Rhizobium meliloti genes involved in sulfate activation: the two copies of nodPQ and a new locus, saa.

作者信息

Schwedock J S, Long S R

机构信息

Department of Biological Sciences, Stanford University, California 94305-5020.

出版信息

Genetics. 1992 Dec;132(4):899-909. doi: 10.1093/genetics/132.4.899.
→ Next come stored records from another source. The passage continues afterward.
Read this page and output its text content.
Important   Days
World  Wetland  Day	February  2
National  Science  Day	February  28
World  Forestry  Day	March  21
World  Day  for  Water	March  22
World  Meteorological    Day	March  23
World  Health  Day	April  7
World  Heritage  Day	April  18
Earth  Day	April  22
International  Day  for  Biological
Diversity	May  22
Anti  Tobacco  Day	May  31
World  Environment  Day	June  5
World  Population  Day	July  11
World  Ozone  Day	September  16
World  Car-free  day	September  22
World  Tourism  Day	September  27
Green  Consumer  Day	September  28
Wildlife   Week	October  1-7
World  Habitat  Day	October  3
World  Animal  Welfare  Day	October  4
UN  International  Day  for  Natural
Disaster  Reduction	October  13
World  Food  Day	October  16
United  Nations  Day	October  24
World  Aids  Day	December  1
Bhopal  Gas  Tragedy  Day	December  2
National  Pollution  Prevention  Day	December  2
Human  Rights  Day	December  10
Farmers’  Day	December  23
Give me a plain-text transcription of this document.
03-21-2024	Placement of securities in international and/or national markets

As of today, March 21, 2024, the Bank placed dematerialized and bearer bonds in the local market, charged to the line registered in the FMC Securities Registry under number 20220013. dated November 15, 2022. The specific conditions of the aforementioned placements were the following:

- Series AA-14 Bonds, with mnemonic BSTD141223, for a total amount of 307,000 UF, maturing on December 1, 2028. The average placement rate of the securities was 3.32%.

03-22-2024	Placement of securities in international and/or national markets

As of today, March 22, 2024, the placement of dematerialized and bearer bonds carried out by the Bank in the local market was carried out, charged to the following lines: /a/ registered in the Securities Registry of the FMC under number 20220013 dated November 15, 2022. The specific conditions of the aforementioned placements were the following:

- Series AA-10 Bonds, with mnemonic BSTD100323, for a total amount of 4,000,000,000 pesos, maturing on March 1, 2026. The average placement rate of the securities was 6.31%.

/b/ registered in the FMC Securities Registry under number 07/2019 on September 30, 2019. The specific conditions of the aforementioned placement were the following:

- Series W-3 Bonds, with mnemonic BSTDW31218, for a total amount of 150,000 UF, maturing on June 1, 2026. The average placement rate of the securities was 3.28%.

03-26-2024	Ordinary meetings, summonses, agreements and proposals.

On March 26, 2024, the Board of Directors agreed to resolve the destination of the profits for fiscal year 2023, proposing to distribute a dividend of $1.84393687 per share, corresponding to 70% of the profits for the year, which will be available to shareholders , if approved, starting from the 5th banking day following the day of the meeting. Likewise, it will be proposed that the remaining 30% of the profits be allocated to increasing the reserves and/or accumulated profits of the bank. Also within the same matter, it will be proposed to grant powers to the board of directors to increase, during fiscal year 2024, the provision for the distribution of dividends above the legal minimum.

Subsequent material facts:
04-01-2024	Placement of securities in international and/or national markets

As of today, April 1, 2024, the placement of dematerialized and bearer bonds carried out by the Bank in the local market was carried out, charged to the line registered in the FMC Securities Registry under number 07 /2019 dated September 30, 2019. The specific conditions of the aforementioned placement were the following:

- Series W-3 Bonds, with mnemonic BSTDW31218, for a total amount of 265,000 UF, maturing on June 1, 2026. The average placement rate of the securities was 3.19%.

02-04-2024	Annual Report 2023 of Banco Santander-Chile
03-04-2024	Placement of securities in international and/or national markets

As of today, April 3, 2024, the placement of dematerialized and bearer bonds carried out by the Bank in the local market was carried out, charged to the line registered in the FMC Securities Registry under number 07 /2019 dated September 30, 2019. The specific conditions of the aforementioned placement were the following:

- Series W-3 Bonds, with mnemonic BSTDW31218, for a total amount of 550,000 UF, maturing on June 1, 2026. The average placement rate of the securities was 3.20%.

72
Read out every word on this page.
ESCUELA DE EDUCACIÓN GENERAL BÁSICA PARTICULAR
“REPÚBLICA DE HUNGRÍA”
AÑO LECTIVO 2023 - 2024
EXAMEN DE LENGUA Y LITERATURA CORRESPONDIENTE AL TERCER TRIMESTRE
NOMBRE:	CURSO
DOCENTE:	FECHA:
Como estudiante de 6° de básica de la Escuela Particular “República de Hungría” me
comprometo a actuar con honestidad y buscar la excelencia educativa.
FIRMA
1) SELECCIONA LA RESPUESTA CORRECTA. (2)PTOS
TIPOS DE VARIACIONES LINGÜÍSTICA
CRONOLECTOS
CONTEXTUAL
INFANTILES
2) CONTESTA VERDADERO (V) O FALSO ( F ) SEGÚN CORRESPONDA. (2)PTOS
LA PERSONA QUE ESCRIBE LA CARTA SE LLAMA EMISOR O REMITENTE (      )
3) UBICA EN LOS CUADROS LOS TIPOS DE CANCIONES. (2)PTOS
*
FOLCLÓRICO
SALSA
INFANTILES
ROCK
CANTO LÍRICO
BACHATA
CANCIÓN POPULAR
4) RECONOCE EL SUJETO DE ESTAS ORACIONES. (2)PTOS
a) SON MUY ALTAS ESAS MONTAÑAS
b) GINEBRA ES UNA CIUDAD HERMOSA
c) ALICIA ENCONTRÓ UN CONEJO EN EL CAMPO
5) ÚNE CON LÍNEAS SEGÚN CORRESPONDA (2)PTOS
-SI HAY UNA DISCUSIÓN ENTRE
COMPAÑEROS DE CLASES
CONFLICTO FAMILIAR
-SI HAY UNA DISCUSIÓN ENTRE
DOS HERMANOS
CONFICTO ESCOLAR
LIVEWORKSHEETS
DOI:10.1093/genetics/132.4.899
PMID:1459442
原文链接:https://pmc.ncbi.nlm.nih.gov/articles/PMC1205247/
Abstract

The nitrogen-fixing symbiont Rhizobium meliloti establishes nodules on leguminous host plants. Nodulation (nod) genes used for this process are located in a cluster on the pSym-a megaplasmid of R. meliloti. These genes include nodP and nodQ (here termed nodPQ), which encode ATP sulfurylase and APS kinase, enzymes that catalyze the conversion of ATP and SO(4)2- into the activated sulfate form 3'-phosphoadenosine 5'-phosphosulfate (PAPS), an intermediate in cysteine synthesis. In Rhizobium, PAPS is also a precursor for sulfated and N-acylated oligosaccharide Nod-factor signals that cause symbiotic responses on specific host plants such as alfalfa. We previously found a highly conserved second copy of nodPQ in R. meliloti. We report here the mapping and cloning of this second copy, and its location on the second megaplasmid, pSym-b. The function of nodP2Q2 is equivalent to that of nodP1Q1 in complementation tests of R. meliloti and Escherichia coli mutants in ATP sulfurylase and adenosine 5'-phosphosulfate (APS) kinase. Mutations in nodP2Q2 do not have as severe an effect on symbiosis or plant host range as do those in nodP1Q1, however, possibly reflecting differences in expression and/or channeling of metabolites to specific enzymes involved in sulfate transfer. Strains mutated or deleted for both copies of nodQ are severely defective in symbiotic phenotypes, but remain prototrophic. This suggests the existence in R. meliloti of a third locus for ATP sulfurylase and APS kinase activities. We have found a new locus saa (sulfur amino acid), which may also encode these activities.

摘要

固氮共生菌苜蓿根瘤菌在豆科宿主植物上形成根瘤。用于此过程的结瘤(nod)基因位于苜蓿根瘤菌的pSym-a大质粒上的一个簇中。这些基因包括nodP和nodQ(此处称为nodPQ),它们编码ATP硫酸化酶和APS激酶,这些酶催化ATP和SO₄²⁻转化为活化的硫酸盐形式3'-磷酸腺苷5'-磷酸硫酸酯(PAPS),这是半胱氨酸合成中的一种中间体。在根瘤菌中,PAPS也是硫酸化和N-酰化寡糖Nod因子信号的前体,这些信号会在特定宿主植物如苜蓿上引发共生反应。我们之前在苜蓿根瘤菌中发现了nodPQ的一个高度保守的第二拷贝。我们在此报告该第二拷贝的定位和克隆,以及它在第二个大质粒pSym-b上的位置。在苜蓿根瘤菌和大肠杆菌突变体的ATP硫酸化酶和腺苷5'-磷酸硫酸酯(APS)激酶互补试验中,nodP2Q2的功能与nodP1Q1的功能相当。然而,nodP2Q2中的突变对共生或植物宿主范围的影响不如nodP1Q1中的突变那么严重,这可能反映了代谢物向参与硫酸盐转移的特定酶的表达和/或输送方面的差异。两个nodQ拷贝都发生突变或缺失的菌株在共生表型上存在严重缺陷,但仍为原养型。这表明苜蓿根瘤菌中存在第三个ATP硫酸化酶和APS激酶活性位点。我们发现了一个新的位点saa(硫氨基酸),它也可能编码这些活性。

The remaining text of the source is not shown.